Background: The COVID-19 pandemic continues to ravage and burden hospitals around the world. The epidemic started in Wuhan, China, and was subsequently recognized by the World Health Organization as an international public health emergency and declared a pandemic in March 2020. Since then, the disruptions caused by the COVID-19 pandemic have had an unparalleled effect on all aspects of life.
Objective: With increasing total hospitalization and intensive care unit admissions, a better understanding of features related to patients with COVID-19 could help health care workers stratify patients based on the risk of developing a more severe case of COVID-19. Using predictive models, we strive to select the features that are most associated with more severe cases of COVID-19.
Methods: Over 3 million participants reported their potential symptoms of COVID-19, along with their comorbidities and demographic information, on a smartphone-based app. Using data from the >10,000 individuals who indicated that they had tested positive for COVID-19 in the United Kingdom, we leveraged the Elastic Net regularized binary classifier to derive the predictors that are most correlated with users having a severe enough case of COVID-19 to seek treatment in a hospital setting. We then analyzed such features in relation to age and other demographics and their longitudinal trend.

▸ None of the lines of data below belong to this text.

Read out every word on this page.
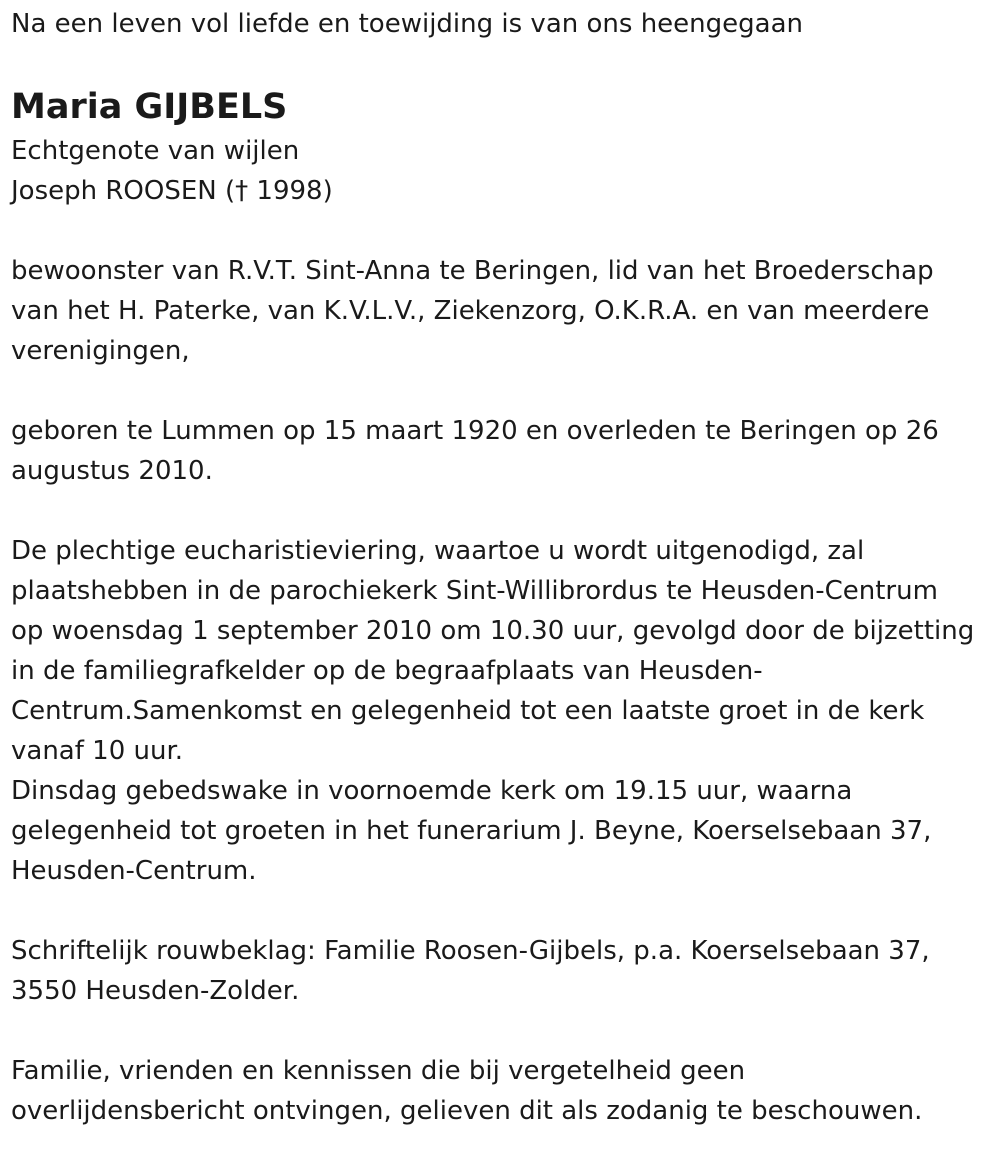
Na een leven vol liefde en toewijding is van ons heengegaan
Maria GIJBELS
Echtgenote van wijlen
Joseph ROOSEN († 1998)
bewoonster van R.V.T. Sint-Anna te Beringen, lid van het Broederschap
van het H. Paterke, van K.V.L.V., Ziekenzorg, O.K.R.A. en van meerdere
verenigingen,
geboren te Lummen op 15 maart 1920 en overleden te Beringen op 26
augustus 2010.
De plechtige eucharistieviering, waartoe u wordt uitgenodigd, zal
plaatshebben in de parochiekerk Sint-Willibrordus te Heusden-Centrum
op woensdag 1 september 2010 om 10.30 uur, gevolgd door de bijzetting
in de familiegrafkelder op de begraafplaats van Heusden-
Centrum.Samenkomst en gelegenheid tot een laatste groet in de kerk
vanaf 10 uur.
Dinsdag gebedswake in voornoemde kerk om 19.15 uur, waarna
gelegenheid tot groeten in het funerarium J. Beyne, Koerselsebaan 37,
Heusden-Centrum.
Schriftelijk rouwbeklag: Familie Roosen-Gijbels, p.a. Koerselsebaan 37,
3550 Heusden-Zolder.
Familie, vrienden en kennissen die bij vergetelheid geen
overlijdensbericht ontvingen, gelieven dit als zodanig te beschouwen.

Results: The most predictive features found include fever, use of immunosuppressant medication, use of a mobility aid, shortness of breath, and severe fatigue. Such features are age-related, and some are disproportionally high in minority populations.
Conclusions: Predictors selected from the predictive models can be used to stratify patients into groups based on how much medical attention they are expected to require. This could help health care workers devote valuable resources to prevent the escalation of the disease in vulnerable populations.
Keywords: COVID-19; age; app; clinical informatics; hospital; informatics; model; morbidity; prediction; predictive modeling; symptom.